The brain tumor afflicting Sen. Edward Kennedy—a glioblastoma—is the most aggressive and wily form of brain cancer. It has foiled researchers’ decades-long efforts to thwart its explosive growth in the brain. The lethal tumor – the most common brain tumor in humans—nimbly alters its genes like a quick-change artist to elude treatments to destroy it.

But scientists from Northwestern University Feinberg School of Medicine have discovered the formidable tumor’s soft underbelly. They have identified a network of 31 mutated genes that stealthily work together to create the perfect molecular landscape to allow the tumor to flourish and mushroom to the size of an apple in just a few months.
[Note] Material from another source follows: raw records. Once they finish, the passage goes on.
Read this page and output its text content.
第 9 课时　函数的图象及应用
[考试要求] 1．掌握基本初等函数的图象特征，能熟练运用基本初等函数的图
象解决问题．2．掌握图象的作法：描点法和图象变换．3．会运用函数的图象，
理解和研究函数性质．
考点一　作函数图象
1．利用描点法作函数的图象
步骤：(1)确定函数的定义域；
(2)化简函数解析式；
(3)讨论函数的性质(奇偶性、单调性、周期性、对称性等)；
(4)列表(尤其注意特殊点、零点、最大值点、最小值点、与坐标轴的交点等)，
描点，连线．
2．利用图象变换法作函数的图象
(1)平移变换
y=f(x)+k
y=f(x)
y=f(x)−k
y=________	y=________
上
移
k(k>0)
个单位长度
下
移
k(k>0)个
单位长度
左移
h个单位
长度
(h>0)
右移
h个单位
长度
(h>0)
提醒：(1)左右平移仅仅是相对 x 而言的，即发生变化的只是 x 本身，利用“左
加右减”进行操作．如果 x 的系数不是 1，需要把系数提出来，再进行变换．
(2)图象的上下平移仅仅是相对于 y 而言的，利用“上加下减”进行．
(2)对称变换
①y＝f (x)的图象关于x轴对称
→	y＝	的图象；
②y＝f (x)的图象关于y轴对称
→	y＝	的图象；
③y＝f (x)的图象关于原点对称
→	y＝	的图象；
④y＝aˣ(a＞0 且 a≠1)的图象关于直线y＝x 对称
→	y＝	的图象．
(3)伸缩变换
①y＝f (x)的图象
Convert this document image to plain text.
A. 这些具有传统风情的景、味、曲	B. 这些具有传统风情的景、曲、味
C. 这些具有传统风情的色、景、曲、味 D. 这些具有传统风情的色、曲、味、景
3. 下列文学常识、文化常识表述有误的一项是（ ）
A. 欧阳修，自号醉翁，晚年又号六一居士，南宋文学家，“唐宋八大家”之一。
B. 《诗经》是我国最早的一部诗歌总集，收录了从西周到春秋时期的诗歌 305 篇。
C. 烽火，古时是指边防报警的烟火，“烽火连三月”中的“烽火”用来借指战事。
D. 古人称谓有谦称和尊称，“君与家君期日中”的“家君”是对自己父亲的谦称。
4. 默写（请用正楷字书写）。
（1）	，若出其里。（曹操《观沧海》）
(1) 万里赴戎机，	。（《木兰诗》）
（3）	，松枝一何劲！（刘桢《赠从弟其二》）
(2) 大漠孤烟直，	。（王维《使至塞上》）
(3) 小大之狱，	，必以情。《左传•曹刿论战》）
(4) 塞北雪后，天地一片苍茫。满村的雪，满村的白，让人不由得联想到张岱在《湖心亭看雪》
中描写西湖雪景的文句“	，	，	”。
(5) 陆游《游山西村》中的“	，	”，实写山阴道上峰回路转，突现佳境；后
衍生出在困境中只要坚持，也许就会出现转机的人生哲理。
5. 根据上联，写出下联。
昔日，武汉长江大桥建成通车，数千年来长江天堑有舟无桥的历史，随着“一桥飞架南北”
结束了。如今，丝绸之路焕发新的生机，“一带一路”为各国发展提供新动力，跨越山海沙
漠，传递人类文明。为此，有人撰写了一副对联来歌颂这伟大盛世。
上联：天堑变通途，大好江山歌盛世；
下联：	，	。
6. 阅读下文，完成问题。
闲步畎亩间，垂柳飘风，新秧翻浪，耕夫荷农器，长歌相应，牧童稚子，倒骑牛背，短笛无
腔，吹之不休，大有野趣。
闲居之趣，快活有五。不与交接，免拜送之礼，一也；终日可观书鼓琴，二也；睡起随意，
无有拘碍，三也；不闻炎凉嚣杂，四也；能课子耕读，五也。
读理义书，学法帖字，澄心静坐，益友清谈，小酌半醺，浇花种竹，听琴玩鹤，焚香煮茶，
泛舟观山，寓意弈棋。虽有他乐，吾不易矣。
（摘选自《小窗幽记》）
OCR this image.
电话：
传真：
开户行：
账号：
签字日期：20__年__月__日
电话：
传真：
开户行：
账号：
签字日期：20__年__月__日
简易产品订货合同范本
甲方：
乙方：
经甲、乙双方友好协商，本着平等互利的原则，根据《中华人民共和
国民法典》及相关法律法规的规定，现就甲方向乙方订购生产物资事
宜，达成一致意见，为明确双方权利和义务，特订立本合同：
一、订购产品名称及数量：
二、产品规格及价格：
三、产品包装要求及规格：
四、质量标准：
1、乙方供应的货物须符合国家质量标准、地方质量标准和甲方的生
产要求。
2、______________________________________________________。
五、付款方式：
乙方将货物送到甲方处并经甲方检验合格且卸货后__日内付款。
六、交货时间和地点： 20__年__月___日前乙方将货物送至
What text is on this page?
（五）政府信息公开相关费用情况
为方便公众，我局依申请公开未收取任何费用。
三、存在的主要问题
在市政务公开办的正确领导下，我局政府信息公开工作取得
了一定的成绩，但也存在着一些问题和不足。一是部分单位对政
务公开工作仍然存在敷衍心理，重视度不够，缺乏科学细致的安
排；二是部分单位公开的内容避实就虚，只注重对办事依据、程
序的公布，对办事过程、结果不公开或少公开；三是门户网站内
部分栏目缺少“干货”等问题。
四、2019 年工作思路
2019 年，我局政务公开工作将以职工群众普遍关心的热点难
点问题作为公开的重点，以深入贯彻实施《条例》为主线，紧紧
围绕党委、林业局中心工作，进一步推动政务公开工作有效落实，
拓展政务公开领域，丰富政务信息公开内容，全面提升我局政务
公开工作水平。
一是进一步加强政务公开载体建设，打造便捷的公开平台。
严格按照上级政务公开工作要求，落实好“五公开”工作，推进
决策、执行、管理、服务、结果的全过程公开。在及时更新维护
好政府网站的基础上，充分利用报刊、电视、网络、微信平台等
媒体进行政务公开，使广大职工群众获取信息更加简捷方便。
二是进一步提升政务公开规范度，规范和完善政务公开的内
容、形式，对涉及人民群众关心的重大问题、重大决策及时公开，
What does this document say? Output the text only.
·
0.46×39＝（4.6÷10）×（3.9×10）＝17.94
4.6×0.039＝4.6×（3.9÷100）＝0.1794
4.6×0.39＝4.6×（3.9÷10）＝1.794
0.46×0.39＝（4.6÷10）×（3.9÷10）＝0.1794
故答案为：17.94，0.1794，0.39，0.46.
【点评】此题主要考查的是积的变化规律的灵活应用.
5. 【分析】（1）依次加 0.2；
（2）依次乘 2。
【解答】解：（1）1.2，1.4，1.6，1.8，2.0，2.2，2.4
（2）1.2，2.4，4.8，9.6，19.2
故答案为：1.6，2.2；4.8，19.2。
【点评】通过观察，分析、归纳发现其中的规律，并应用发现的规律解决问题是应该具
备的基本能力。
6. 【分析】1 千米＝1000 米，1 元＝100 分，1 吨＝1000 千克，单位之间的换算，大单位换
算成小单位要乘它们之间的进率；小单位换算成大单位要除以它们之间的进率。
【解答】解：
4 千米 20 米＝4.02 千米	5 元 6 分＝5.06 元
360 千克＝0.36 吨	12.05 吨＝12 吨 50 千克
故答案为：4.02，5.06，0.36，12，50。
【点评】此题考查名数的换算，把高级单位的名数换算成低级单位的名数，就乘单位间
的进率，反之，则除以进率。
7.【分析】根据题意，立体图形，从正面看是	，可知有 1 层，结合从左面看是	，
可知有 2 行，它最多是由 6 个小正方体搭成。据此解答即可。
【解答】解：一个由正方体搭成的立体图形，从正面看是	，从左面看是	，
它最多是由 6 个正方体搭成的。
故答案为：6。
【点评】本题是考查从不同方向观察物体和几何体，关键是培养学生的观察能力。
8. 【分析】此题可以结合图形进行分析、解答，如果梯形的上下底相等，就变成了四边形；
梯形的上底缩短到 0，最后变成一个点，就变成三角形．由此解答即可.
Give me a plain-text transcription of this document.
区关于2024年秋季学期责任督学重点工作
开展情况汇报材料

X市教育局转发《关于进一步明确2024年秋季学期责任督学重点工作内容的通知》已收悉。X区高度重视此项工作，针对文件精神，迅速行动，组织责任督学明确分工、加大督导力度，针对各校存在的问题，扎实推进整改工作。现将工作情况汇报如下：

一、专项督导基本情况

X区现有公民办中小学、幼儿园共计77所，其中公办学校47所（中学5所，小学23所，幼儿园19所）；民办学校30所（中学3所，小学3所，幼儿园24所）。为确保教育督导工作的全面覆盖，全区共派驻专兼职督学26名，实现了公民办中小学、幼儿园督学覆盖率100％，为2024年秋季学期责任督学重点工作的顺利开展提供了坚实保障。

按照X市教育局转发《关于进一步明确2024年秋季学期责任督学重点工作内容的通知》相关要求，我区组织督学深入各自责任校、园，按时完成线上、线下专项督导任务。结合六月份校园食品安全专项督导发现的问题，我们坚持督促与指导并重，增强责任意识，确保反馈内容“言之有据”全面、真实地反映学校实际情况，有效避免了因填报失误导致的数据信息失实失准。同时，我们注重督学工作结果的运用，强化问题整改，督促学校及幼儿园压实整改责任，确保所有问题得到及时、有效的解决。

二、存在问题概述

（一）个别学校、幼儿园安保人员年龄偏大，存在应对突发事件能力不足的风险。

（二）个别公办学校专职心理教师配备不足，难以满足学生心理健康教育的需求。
Northwestern researchers have also identified a new gene, Annexin A7, a vital guard whose job is to halt tumor growth and whose level in the tumor predicts how long a glioblastoma patient will survive. The genetic landscape of glioblastomas eliminates Annexin A7 by wiping out its home base, chromosome 10.

The discoveries help researchers understand the tumor’s vulnerabilities and offer new targets for therapies to treat the disease.

“These 31 genes are the kingpins in what you could call an organized crime network of genes that enable the tumor to grow with breathtaking speed,” said Markus Bredel, M.D., director of the Northwestern Brain Tumor Institute research program, assistant professor of neurological surgery at the Feinberg School and the principal investigator of the two studies reporting these new findings. “These 31 genes are highly connected to and affect hundreds of other genes involved in this process.” Bredel also is a member of the Robert H. Lurie Comprehensive Cancer Center of Northwestern University.

The studies are published in the July 15 issue of Journal of the American Medical Association.